Les ingrédients de base
Une pincée de résilience
Clarifions ce point d'entrée de jeu: être heureux ne veut pas dire nager perpétuellement dans la béatitude. «Même chez les gens heureux, les moments de tristesse sont inévitables», explique Robert Blondin, ancien réalisateur, conférencier et auteur qui a sillonné la planète dans le but de documenter l'aptitude au bonheur à travers les cultures. «On perd tous des êtres chers, on affronte tous des épreuves, on vit tous des moments de découragement. Être heureux signifie qu'on possède ses éléments de bonheur assez bien pour retomber sur ses pieds quand le malheur passe.»
Des gènes heureux
Le bonheur, c'est comme du sucre à la crème. Quand tu en veux, tu t'en fais, dit l'adage. Seulement, certains semblent moins doués que d'autres pour la cuisine! Sommes-nous tous également avantagés dans la course au bonheur? «On estime que 50 % de notre propension au bonheur est attribuable à notre bagage génétique, répond Lucie Mandeville, psychologue et professeure de psychologie à l'Université de Sherbrooke.
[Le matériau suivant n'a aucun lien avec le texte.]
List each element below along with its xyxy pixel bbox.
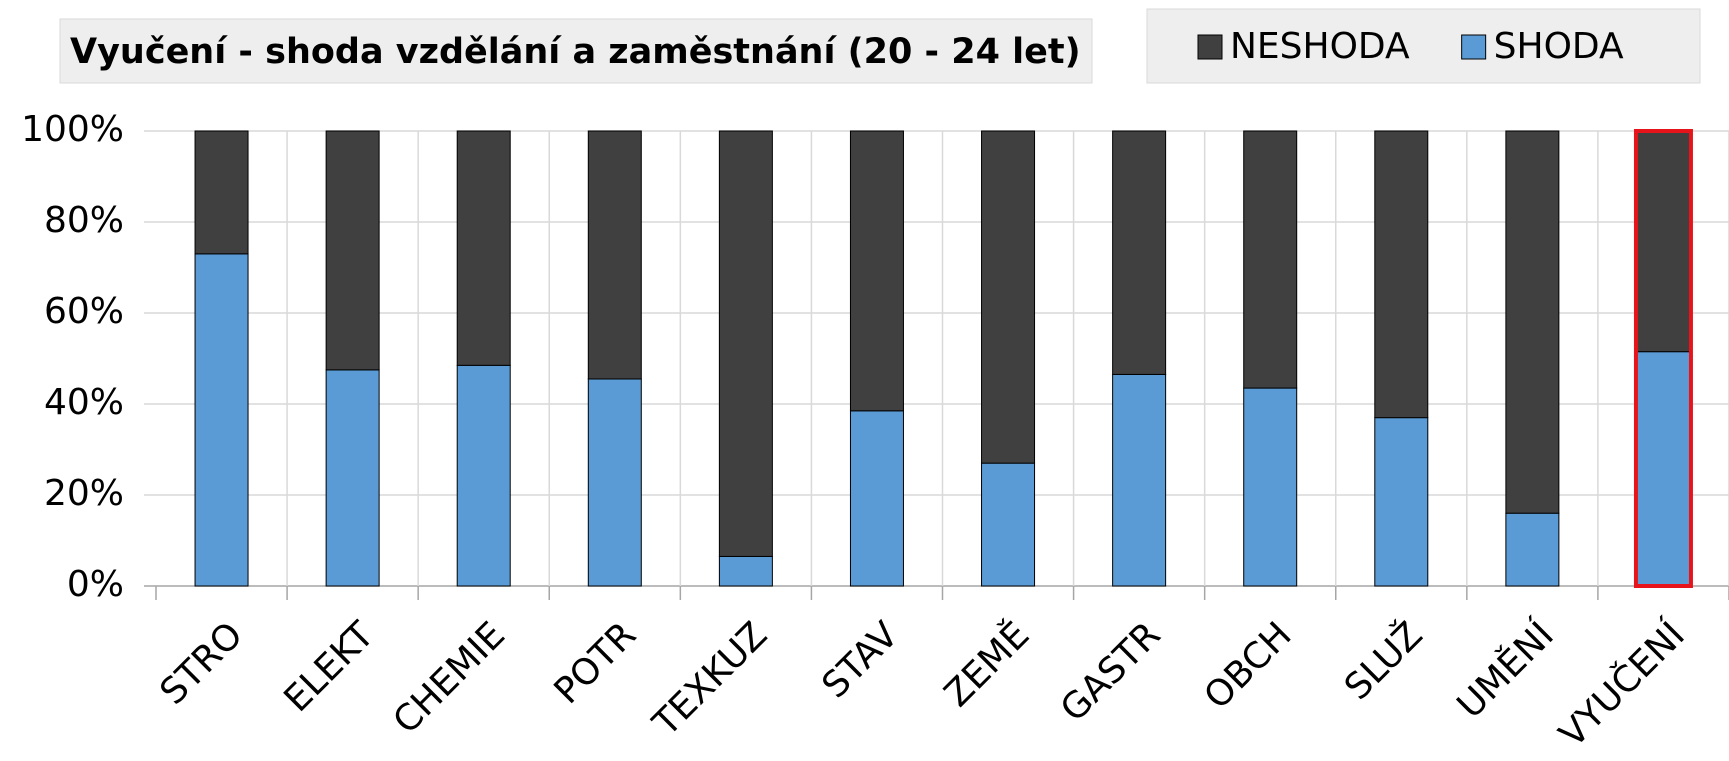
bar-segment xyxy=(1636,351,1691,587)
legend-swatch xyxy=(1197,34,1223,60)
legend-box xyxy=(1146,8,1701,84)
bar-segment xyxy=(849,410,904,587)
bar-segment xyxy=(1505,512,1560,587)
y-tick-label: 60% xyxy=(44,291,124,332)
x-tick-label: OBCH xyxy=(1197,614,1300,717)
bar-segment xyxy=(325,130,380,371)
bar-segment xyxy=(1243,387,1298,587)
bar-segment xyxy=(849,130,904,412)
x-tick-label: STAV xyxy=(814,614,906,706)
x-tick-label: POTR xyxy=(547,614,645,712)
bar-segment xyxy=(718,555,773,587)
title-box xyxy=(59,18,1093,84)
bar-segment xyxy=(981,130,1036,464)
highlight-frame xyxy=(1633,129,1693,588)
x-tick-label: TEXKUZ xyxy=(645,614,775,744)
bar-segment xyxy=(1112,130,1167,375)
x-tick-label: VYUČENÍ xyxy=(1551,614,1693,756)
bar-segment xyxy=(194,130,249,255)
x-tick-label: GASTR xyxy=(1053,614,1169,730)
chart-title: Vyučení - shoda vzdělání a zaměstnání (2… xyxy=(70,32,1081,72)
bar-segment xyxy=(1636,130,1691,353)
x-tick-label: ZEMĚ xyxy=(936,614,1037,715)
bar-segment xyxy=(194,253,249,587)
bar-segment xyxy=(718,130,773,557)
bar-segment xyxy=(456,130,511,366)
x-tick-label: UMĚNÍ xyxy=(1449,614,1562,727)
y-tick-label: 20% xyxy=(44,473,124,514)
bar-segment xyxy=(587,378,642,587)
y-tick-label: 0% xyxy=(67,564,124,605)
bar-segment xyxy=(325,369,380,587)
bar-segment xyxy=(1374,130,1429,419)
legend-label: SHODA xyxy=(1494,26,1624,67)
y-tick-label: 40% xyxy=(44,382,124,423)
legend-swatch xyxy=(1461,34,1487,60)
x-tick-label: CHEMIE xyxy=(386,614,514,742)
bar-segment xyxy=(1243,130,1298,389)
bar-segment xyxy=(587,130,642,380)
legend-label: NESHODA xyxy=(1230,26,1410,67)
bar-segment xyxy=(1374,417,1429,587)
x-tick-label: ELEKT xyxy=(276,614,382,720)
bar-segment xyxy=(456,364,511,587)
y-tick-label: 80% xyxy=(44,200,124,241)
bar-segment xyxy=(1112,373,1167,587)
bar-segment xyxy=(1505,130,1560,514)
y-tick-label: 100% xyxy=(21,109,124,150)
x-tick-label: SLUŽ xyxy=(1336,614,1430,708)
x-tick-label: STRO xyxy=(153,614,251,712)
bar-segment xyxy=(981,462,1036,587)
Autrement dit, à la naissance, certains possèdent déjà les traits de caractère et les caractéristiques neurophysiologiques nécessaires au bonheur. Un autre 10 % relève de facteurs sociodémographiques, comme vivre dans un pays riche plutôt que dans un endroit pauvre et en proie à la guerre. Enfin, et c'est la bonne nouvelle, les 40 % restants résultent des choix que nous faisons. Nous avons donc un certain pouvoir sur le fait d'être heureux ou non.»
Un optimisme réaliste
Selon de nombreux chercheurs, l'optimisme est une des caractéristiques qui ont le plus d'impact sur le bonheur: les optimistes réussissent mieux dans tous les domaines de leur vie, gagnent plus d'argent, sont en meilleure santé et vivent plus longtemps que les pessimistes. Cela dit, l'optimisme n'a rien à voir avec l'insouciance ou les lunettes roses de celle qui croit que tout va pour le mieux dans le meilleur des mondes. Simplement, alors que la pessimiste se croit à la merci de tous les mauvais coups que la vie lui réserve, l'optimiste est convaincue que l'avenir lui réserve de belles choses et qu'elle est en mesure d'exercer un certain pouvoir sur ce qui lui arrive. Et ça s'apprend, l'optimisme? «À défaut de pouvoir changer les événements, on peut certainement s'entraîner à modifier le regard qu'on porte sur eux, répond Lucie Mandeville. Cela nous redonne un certain pouvoir sur notre existence.»
La quête de sens
Entre autres facteurs, le fait de donner un sens à sa vie ou à ses actions tient un rôle prépondérant dans le bien-être. Selon le psychologue Jacques Lafleur, ce fameux sens de la vie englobe plusieurs variables: une bonne estime de soi (reconnaître qu'on a une valeur malgré nos défauts et nos erreurs, avoir de la considération pour soi-même...); des projets qui nous tiennent à coeur pour le plaisir qu'on en retire (le cours de baladi avec les copines); des gestes que l'on pose parce qu'on croit en leur importance (notre engagement bénévole ou notre cours d'anglais) et des réussites concrètes qui nous procurent un sentiment d'accomplissement personnel (la joie de voir nos enfants bien grandir). Si tout cela nous semble étranger, il y a peut-être lieu de revoir nos priorités.
L'ouverture au changement
Dans les milliers d'entrevues menées et analysées par Robert Blondin et son équipe il y a une trentaine d'années, une caractéristique ressortait fortement chez les gens heureux: la disponibilité au changement. «Des recherches en psychiatrie ont montré que les familles malheureuses se caractérisent par un blocage à tout changement. Ces familles luttaient constamment contre l'angoisse de changer la date ou l'endroit des vacances, etc. Mais qu'est-ce qui nous retient de changer? La peur de l'inconnu, bien souvent. Nous voudrions bien changer, mais avec l'assurance formelle de ne pas regretter notre geste... Mais n'oublions pas que le changement est une manifestation d'intelligence, poursuit Robert Blondin. Ce qui nous semble un changement inquiétant n'est souvent qu'un rendez-vous avec soi-même. Un proverbe polynésien dit: L'arbre a des racines, l'homme a des jambes. Ce n'est pas sans raison profonde.»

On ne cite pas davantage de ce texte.